Bitcoin perde média de 2 anos e testa US$ 72 mil

Bitcoin é negociado próximo de US$ 75 mil após perder a média móvel de dois anos, enquanto traders monitoram o suporte em US$ 72 mil e possíveis sinais de acumulação no longo prazo.

O Bitcoin voltou a operar perto de US$ 75.318 no gráfico diário da Bitstamp. No entanto, o ativo perdeu o suporte da média móvel de dois anos, situada em torno de US$ 86.000. Esse movimento chamou a atenção de analistas que acompanham ciclos históricos do mercado de criptomoedas.

Além disso, o indicador 2 Year MA Multiplier voltou ao radar. Ele é amplamente utilizado para identificar regiões de subvalorização e sobrevalorização ao longo dos ciclos. Assim, muitos investidores passaram a avaliar possíveis pontos de entrada com base nesse modelo.

Perda da média de longo prazo acende alerta

Com a recente queda, o Bitcoin passou a ser negociado abaixo da linha verde do indicador, que representa a média móvel de dois anos. Historicamente, essa região costuma indicar zonas de compra, embora não ofereça garantias.

O modelo compara o preço atual com a média de longo prazo e inclui uma linha superior em vermelho, tradicionalmente associada a zonas de venda. Atualmente, enquanto o preço gira próximo de US$ 77.000, a média permanece perto de US$ 86.000.

Crypto Patel no X

O indicador já foi observado em ciclos anteriores, como 2015, 2019 e 2023. Ainda assim, embora o histórico seja relevante, ele não garante resultados futuros. O mercado de criptomoedas permanece altamente volátil.

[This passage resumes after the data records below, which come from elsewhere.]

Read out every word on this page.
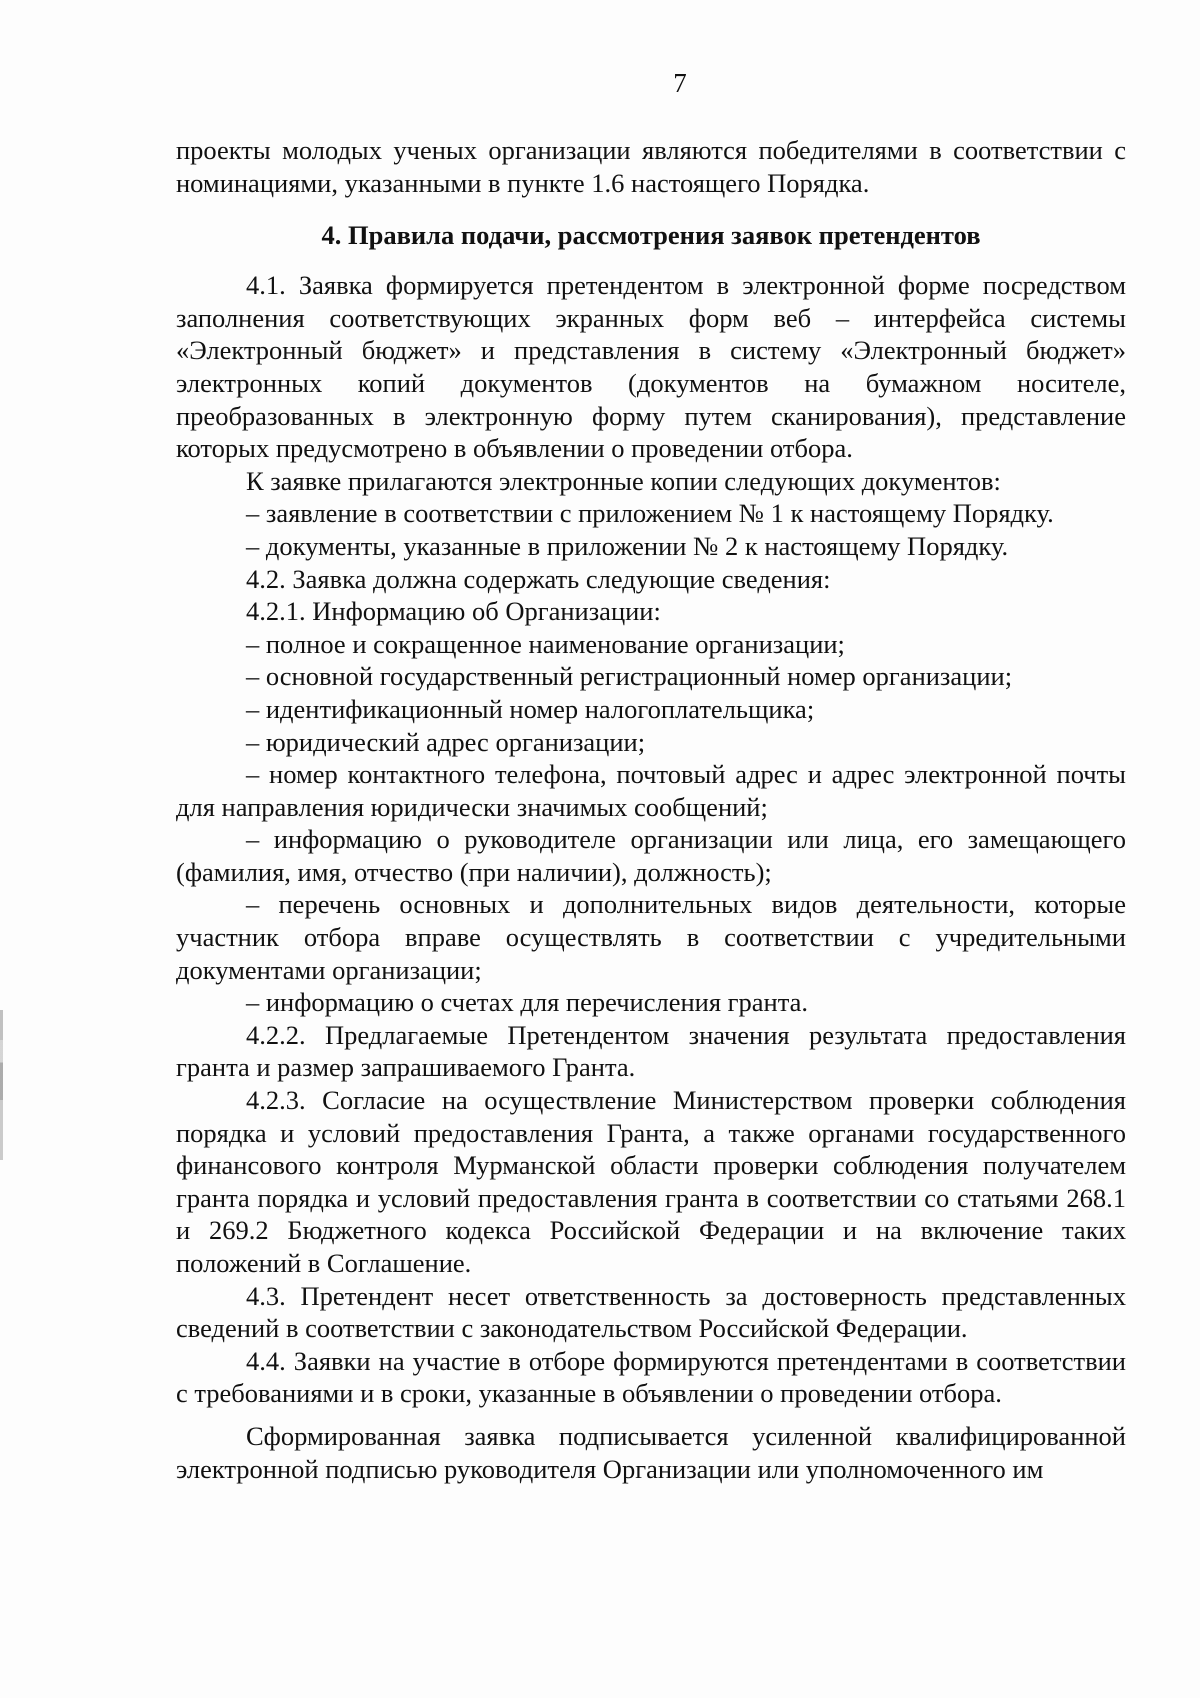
7

проекты молодых ученых организации являются победителями в соответствии с номинациями, указанными в пункте 1.6 настоящего Порядка.

4. Правила подачи, рассмотрения заявок претендентов

4.1. Заявка формируется претендентом в электронной форме посредством заполнения соответствующих экранных форм веб – интерфейса системы «Электронный бюджет» и представления в систему «Электронный бюджет» электронных копий документов (документов на бумажном носителе, преобразованных в электронную форму путем сканирования), представление которых предусмотрено в объявлении о проведении отбора.

К заявке прилагаются электронные копии следующих документов:

– заявление в соответствии с приложением № 1 к настоящему Порядку.

– документы, указанные в приложении № 2 к настоящему Порядку.

4.2. Заявка должна содержать следующие сведения:

4.2.1. Информацию об Организации:

– полное и сокращенное наименование организации;

– основной государственный регистрационный номер организации;

– идентификационный номер налогоплательщика;

– юридический адрес организации;

– номер контактного телефона, почтовый адрес и адрес электронной почты для направления юридически значимых сообщений;

– информацию о руководителе организации или лица, его замещающего (фамилия, имя, отчество (при наличии), должность);

– перечень основных и дополнительных видов деятельности, которые участник отбора вправе осуществлять в соответствии с учредительными документами организации;

– информацию о счетах для перечисления гранта.

4.2.2. Предлагаемые Претендентом значения результата предоставления гранта и размер запрашиваемого Гранта.

4.2.3. Согласие на осуществление Министерством проверки соблюдения порядка и условий предоставления Гранта, а также органами государственного финансового контроля Мурманской области проверки соблюдения получателем гранта порядка и условий предоставления гранта в соответствии со статьями 268.1 и 269.2 Бюджетного кодекса Российской Федерации и на включение таких положений в Соглашение.

4.3. Претендент несет ответственность за достоверность представленных сведений в соответствии с законодательством Российской Федерации.

4.4. Заявки на участие в отборе формируются претендентами в соответствии с требованиями и в сроки, указанные в объявлении о проведении отбора.

Сформированная заявка подписывается усиленной квалифицированной электронной подписью руководителя Организации или уполномоченного им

Além disso, a linha superior do ciclo atual estaria próxima de US$ 430.000. Portanto, traders utilizam o modelo como referência, mas mantêm cautela diante das incertezas.

Leitura técnica exige cautela

Embora muitos considerem essa faixa como zona de compra, trata-se apenas de uma interpretação técnica. Em outras palavras, o risco segue elevado. Assim sendo, estratégias de gestão continuam essenciais para limitar perdas.

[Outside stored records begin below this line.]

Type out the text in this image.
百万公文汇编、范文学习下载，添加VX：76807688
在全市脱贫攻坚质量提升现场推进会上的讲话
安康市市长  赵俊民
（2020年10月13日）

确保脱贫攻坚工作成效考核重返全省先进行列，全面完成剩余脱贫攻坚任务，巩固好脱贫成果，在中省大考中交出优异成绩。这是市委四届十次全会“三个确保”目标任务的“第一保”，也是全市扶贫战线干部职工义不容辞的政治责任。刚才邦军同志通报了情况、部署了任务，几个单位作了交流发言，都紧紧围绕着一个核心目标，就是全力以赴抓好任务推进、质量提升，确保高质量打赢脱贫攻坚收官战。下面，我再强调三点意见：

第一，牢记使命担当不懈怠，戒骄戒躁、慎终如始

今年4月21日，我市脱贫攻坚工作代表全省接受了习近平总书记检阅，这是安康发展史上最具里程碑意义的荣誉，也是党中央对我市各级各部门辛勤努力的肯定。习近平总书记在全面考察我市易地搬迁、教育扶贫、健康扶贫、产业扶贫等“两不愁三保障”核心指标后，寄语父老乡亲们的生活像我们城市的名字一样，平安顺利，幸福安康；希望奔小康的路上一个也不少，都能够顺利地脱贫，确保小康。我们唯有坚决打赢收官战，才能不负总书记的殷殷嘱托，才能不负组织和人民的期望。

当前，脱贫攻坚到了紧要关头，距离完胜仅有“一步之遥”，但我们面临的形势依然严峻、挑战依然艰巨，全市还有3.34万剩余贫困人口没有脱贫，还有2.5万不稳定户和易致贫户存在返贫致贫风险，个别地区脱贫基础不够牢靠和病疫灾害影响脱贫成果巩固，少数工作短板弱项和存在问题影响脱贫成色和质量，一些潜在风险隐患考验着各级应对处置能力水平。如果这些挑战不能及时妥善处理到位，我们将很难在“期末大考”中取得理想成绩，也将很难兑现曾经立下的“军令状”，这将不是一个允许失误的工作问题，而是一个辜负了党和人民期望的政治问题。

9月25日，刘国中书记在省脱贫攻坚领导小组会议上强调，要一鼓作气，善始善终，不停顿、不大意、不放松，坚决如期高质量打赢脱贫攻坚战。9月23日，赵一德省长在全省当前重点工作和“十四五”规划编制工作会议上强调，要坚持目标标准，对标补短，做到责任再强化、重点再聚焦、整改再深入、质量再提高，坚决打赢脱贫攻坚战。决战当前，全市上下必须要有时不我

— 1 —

Zona de acumulação entra no radar

A queda abaixo de US$ 86.000 reacendeu o debate sobre uma nova zona de acumulação. Por outro lado, parte dos investidores vê esse movimento como oportunidade de longo prazo, sobretudo pela repetição de padrões históricos.

Entre as estratégias mais citadas, destaca-se o dollar cost averaging. Nesse modelo, o investidor distribui aportes ao longo do tempo, reduzindo o impacto da volatilidade.

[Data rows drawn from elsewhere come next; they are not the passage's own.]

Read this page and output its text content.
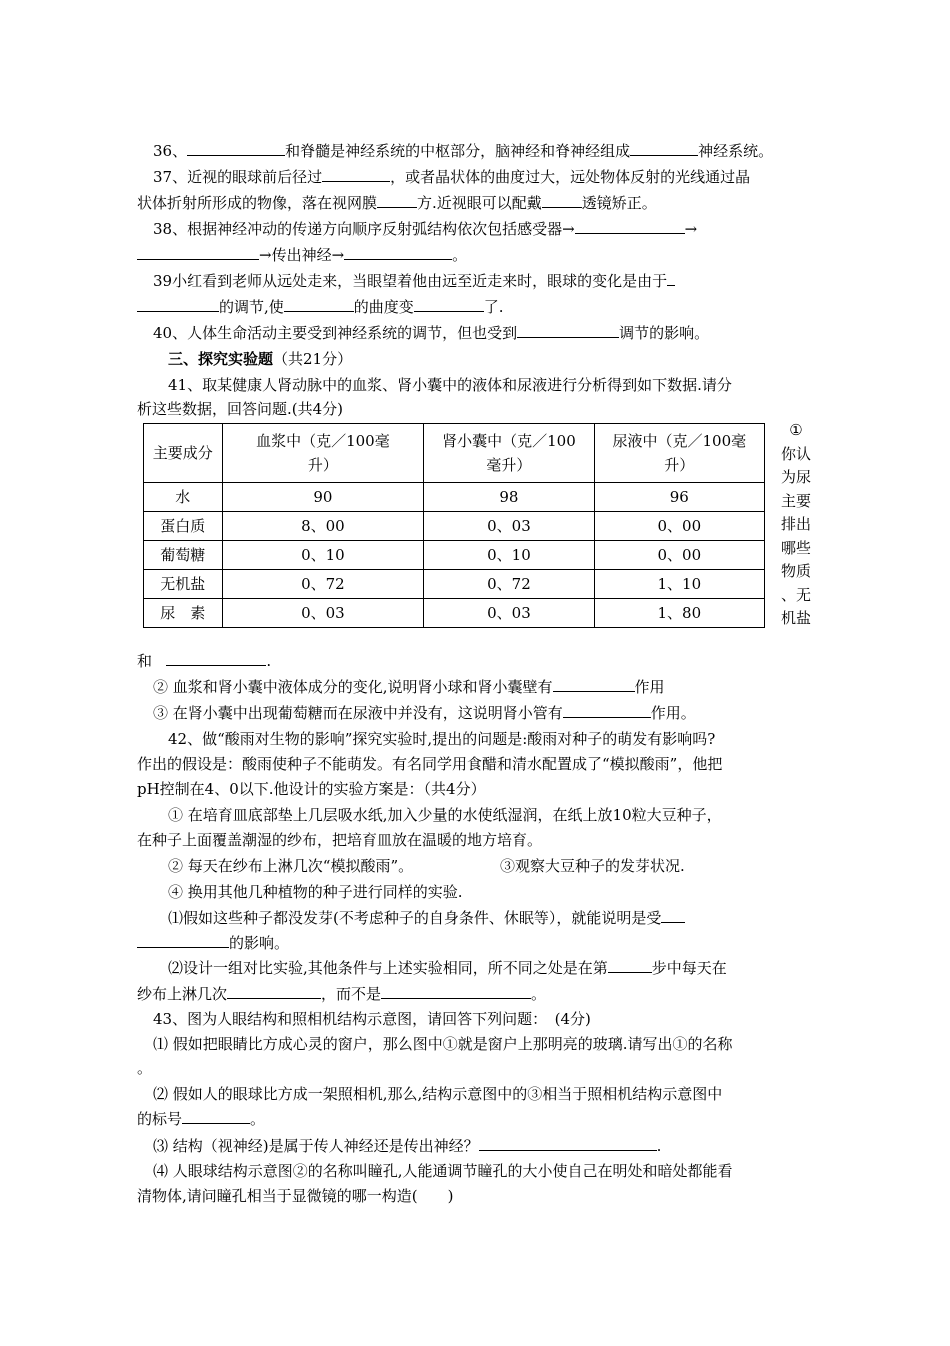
36、	和脊髓是神经系统的中枢部分，脑神经和脊神经组成	神经系统。
37、近视的眼球前后径过	，或者晶状体的曲度过大，远处物体反射的光线通过晶
状体折射所形成的物像，落在视网膜	方.近视眼可以配戴	透镜矫正。
38、根据神经冲动的传递方向顺序反射弧结构依次包括感受器→	→
→传出神经→	。
39小红看到老师从远处走来，当眼望着他由远至近走来时，眼球的变化是由于
的调节,使	的曲度变	了.
40、人体生命活动主要受到神经系统的调节，但也受到	调节的影响。
三、探究实验题（共21分）
41、取某健康人肾动脉中的血浆、肾小囊中的液体和尿液进行分析得到如下数据.请分
析这些数据，回答问题.(共4分)
主要成分	血浆中（克／100毫升）	肾小囊中（克／100毫升）	尿液中（克／100毫升）
水	90	98	96
蛋白质	8、00	0、03	0、00
葡萄糖	0、10	0、10	0、00
无机盐	0、72	0、72	1、10
尿　素	0、03	0、03	1、80
①
你认
为尿
主要
排出
哪些
物质
、无
机盐
和	.
② 血浆和肾小囊中液体成分的变化,说明肾小球和肾小囊壁有	作用
③ 在肾小囊中出现葡萄糖而在尿液中并没有，这说明肾小管有	作用。
42、做“酸雨对生物的影响”探究实验时,提出的问题是:酸雨对种子的萌发有影响吗?
作出的假设是：酸雨使种子不能萌发。有名同学用食醋和清水配置成了“模拟酸雨”，他把
pH控制在4、0以下.他设计的实验方案是：（共4分）
① 在培育皿底部垫上几层吸水纸,加入少量的水使纸湿润，在纸上放10粒大豆种子，
在种子上面覆盖潮湿的纱布，把培育皿放在温暖的地方培育。
② 每天在纱布上淋几次“模拟酸雨”。	③观察大豆种子的发芽状况.
④ 换用其他几种植物的种子进行同样的实验.
⑴假如这些种子都没发芽(不考虑种子的自身条件、休眠等），就能说明是受
的影响。
⑵设计一组对比实验,其他条件与上述实验相同，所不同之处是在第	步中每天在
纱布上淋几次	，而不是	。
43、图为人眼结构和照相机结构示意图，请回答下列问题：　(4分)
⑴ 假如把眼睛比方成心灵的窗户，那么图中①就是窗户上那明亮的玻璃.请写出①的名称
。
⑵ 假如人的眼球比方成一架照相机,那么,结构示意图中的③相当于照相机结构示意图中
的标号	。
⑶ 结构（视神经)是属于传人神经还是传出神经？	.
⑷ 人眼球结构示意图②的名称叫瞳孔,人能通调节瞳孔的大小使自己在明处和暗处都能看
清物体,请问瞳孔相当于显微镜的哪一构造(　　)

No curto prazo, o Bitcoin permanece dentro da faixa entre US$ 72.000 e US$ 75.000, que atua como suporte imediato. Caso esse nível seja perdido, analistas apontam a região entre US$ 60.000 e US$ 65.000 como próxima zona de demanda.

Por outro lado, o ativo ainda encontra dificuldade para superar os US$ 80.000. Um fechamento acima desse nível pode melhorar o sentimento no curto prazo. Além disso, uma recuperação mais consistente exigiria rompimentos entre US$ 88.000 e US$ 92.000.

Indicadores apontam enfraquecimento

A análise técnica indica que o Bitcoin segue abaixo de diversas linhas ascendentes de Fibonacci. Como resultado, há sinais de enfraquecimento na tendência de alta.

A resistência mais próxima está entre US$ 78.000 e US$ 82.000, faixa em que vendedores tendem a atuar com maior intensidade.

O MACD permanece abaixo da linha zero e apresenta histograma negativo, o que reforça o domínio do momentum de baixa.

Bitcoin próximo de US$ 75 mil com pressão nos indicadores

Bitcoin próximo de US$ 75 mil com indicadores sob pressão. Fonte TradingView.

O RSI, por sua vez, está próximo de 40. Isso indica fraqueza, embora ainda distante de níveis de sobrevenda extrema. Assim, o mercado mantém um viés cauteloso.

Em conclusão, a manutenção do suporte em US$ 72.000 torna-se decisiva. Caso esse nível seja perdido, o preço poderá revisitar a faixa entre US$ 60.000 e US$ 65.000. Nesse ínterim, o mercado permanece dividido entre expectativa de acumulação e cautela diante da pressão vendedora.